Aachen Chapel
One of the first ambitious buildings in Western Europe since the fall of Rome was Charlemagne's chapel at his capital of Aachen (now in northern Germany) about 792 AD. Charlemagne thought of himself as re-creating the Roman Empire, so he wanted to build an impressive church that would show that he was a very important, Roman kind of guy.

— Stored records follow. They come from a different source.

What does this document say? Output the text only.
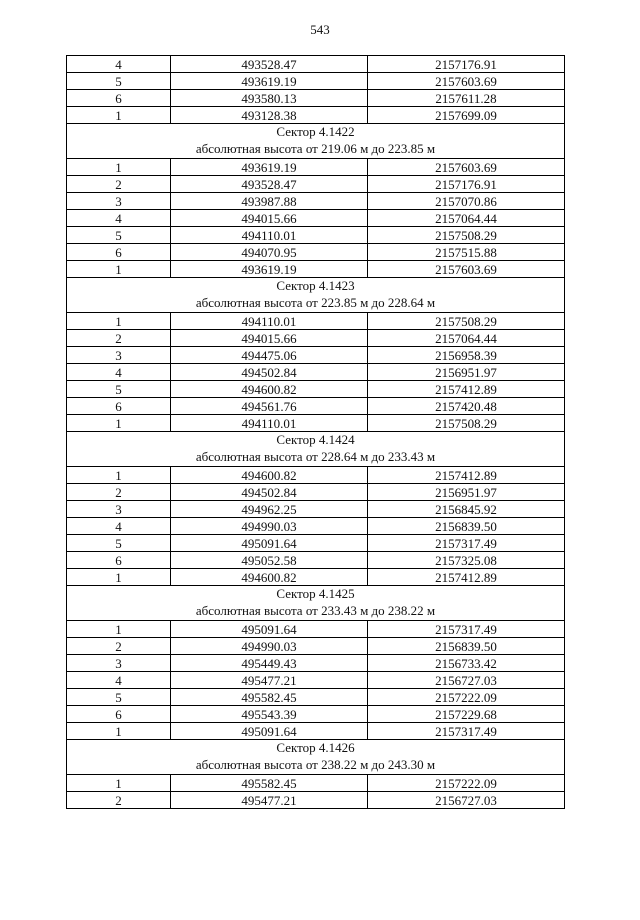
543
4	493528.47	2157176.91
5	493619.19	2157603.69
6	493580.13	2157611.28
1	493128.38	2157699.09

Сектор 4.1422
абсолютная высота от 219.06 м до 223.85 м		

1	493619.19	2157603.69
2	493528.47	2157176.91
3	493987.88	2157070.86
4	494015.66	2157064.44
5	494110.01	2157508.29
6	494070.95	2157515.88
1	493619.19	2157603.69

Сектор 4.1423
абсолютная высота от 223.85 м до 228.64 м		

1	494110.01	2157508.29
2	494015.66	2157064.44
3	494475.06	2156958.39
4	494502.84	2156951.97
5	494600.82	2157412.89
6	494561.76	2157420.48
1	494110.01	2157508.29

Сектор 4.1424
абсолютная высота от 228.64 м до 233.43 м		

1	494600.82	2157412.89
2	494502.84	2156951.97
3	494962.25	2156845.92
4	494990.03	2156839.50
5	495091.64	2157317.49
6	495052.58	2157325.08
1	494600.82	2157412.89

Сектор 4.1425
абсолютная высота от 233.43 м до 238.22 м		

1	495091.64	2157317.49
2	494990.03	2156839.50
3	495449.43	2156733.42
4	495477.21	2156727.03
5	495582.45	2157222.09
6	495543.39	2157229.68
1	495091.64	2157317.49

Сектор 4.1426
абсолютная высота от 238.22 м до 243.30 м		

1	495582.45	2157222.09
2	495477.21	2156727.03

Charlemagne's architect, Odo of Metz, built the Aachen chapel in an early version of the Romanesque style. Odo probably was thinking of late Roman buildings in Ravenna, which this looks like. According to the historian Einhard, some of the marble and mosaics at Aachen were actually shipped to Charlemagne by the Pope from Rome and Ravenna for this church. The alternation of red and white blocks in the arches, however, seems to owe more to recent Islamic buildings like the Mosque at Cordoba (built about 784 AD), and to the older Dome of the Rock (built in 691 AD) than to any Christian building. The idea of showing how Roman you were by re-using Roman materials was also employed in the Cordoba mosque.
Aachen's chapel is also one of the first European buildings to have three arched doors in the west wall, as soon became common for many Romanesque and later Gothic churches. They may have gotten the idea from Islamic mosques that also have three arches in the entryway.